USDA research geneticist Tad Sonstegard says the key is understanding the genome, or genetic material, of dairy cows.
“We know where the location of the genes are now because we have genome assemblies and we know some of the functions of those genes,” Sonstegard says. “So we can just ask the question where in the genome are the genes that affect milk production?”
Erin Connor, Research Leader with the USDA Agricultural Research Service, says understanding cows’ genotype helps farmers breed more cows that eat less feed but produce the same amount of milk.

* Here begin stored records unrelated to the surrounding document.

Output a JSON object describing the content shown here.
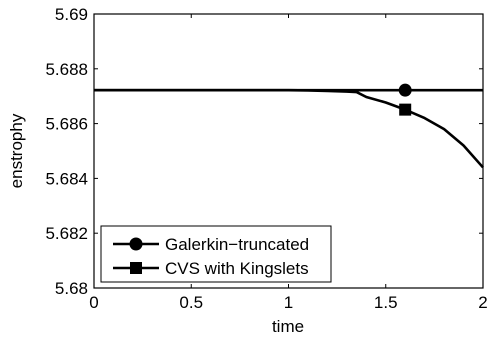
{
  "chart_data": {
    "type": "line",
    "title": "",
    "xlabel": "time",
    "ylabel": "enstrophy",
    "xlim": [
      0,
      2
    ],
    "ylim": [
      5.68,
      5.69
    ],
    "xticks": [
      {
        "value": 0,
        "label": "0"
      },
      {
        "value": 0.5,
        "label": "0.5"
      },
      {
        "value": 1,
        "label": "1"
      },
      {
        "value": 1.5,
        "label": "1.5"
      },
      {
        "value": 2,
        "label": "2"
      }
    ],
    "yticks": [
      {
        "value": 5.68,
        "label": "5.68"
      },
      {
        "value": 5.682,
        "label": "5.682"
      },
      {
        "value": 5.684,
        "label": "5.684"
      },
      {
        "value": 5.686,
        "label": "5.686"
      },
      {
        "value": 5.688,
        "label": "5.688"
      },
      {
        "value": 5.69,
        "label": "5.69"
      }
    ],
    "grid": false,
    "legend_position": "bottom-left",
    "line_color": "#000000",
    "series": [
      {
        "name": "Galerkin−truncated",
        "marker": "circle",
        "x": [
          0,
          0.5,
          1.0,
          1.5,
          2.0
        ],
        "y": [
          5.68722,
          5.68722,
          5.68722,
          5.68722,
          5.68722
        ],
        "marker_points": [
          {
            "x": 1.6,
            "y": 5.68722
          }
        ]
      },
      {
        "name": "CVS with Kingslets",
        "marker": "square",
        "x": [
          0,
          0.5,
          1.0,
          1.1,
          1.2,
          1.3,
          1.35,
          1.4,
          1.5,
          1.6,
          1.7,
          1.8,
          1.9,
          2.0
        ],
        "y": [
          5.68722,
          5.68722,
          5.68722,
          5.68721,
          5.68719,
          5.68717,
          5.68715,
          5.68697,
          5.68677,
          5.68651,
          5.6862,
          5.6858,
          5.6852,
          5.6844
        ],
        "marker_points": [
          {
            "x": 1.6,
            "y": 5.68651
          }
        ]
      }
    ]
  }
}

“Most of their production costs are related to feeding of the animals. So if we can reduce the amount of feed that the animals need to maintain the herd then we’ve substantially reduced their feed costs,” Connor says. “You’re identifying cows that can produce the same amount of milk as their herd-mates, but they use less feed to produce that milk.”
The USDA’s Dr. Chavonda Jacobs-Young says the innovative research being done by Connor and Sonstegard could result in solutions to many of the world’s agricultural challenges.
“Productivity in agriculture is critical to feeding the world’s population, which we know is going to grow from about 6.6 billion today to almost 9 billion by 2050,” Jacobs-Young says.
Nebraska has 200 licensed dairy producers with some 55,000 head of dairy cows, producing more than 1.2-billion pounds of milk a year. Nebraska ranks 26th in U-S in dairy production.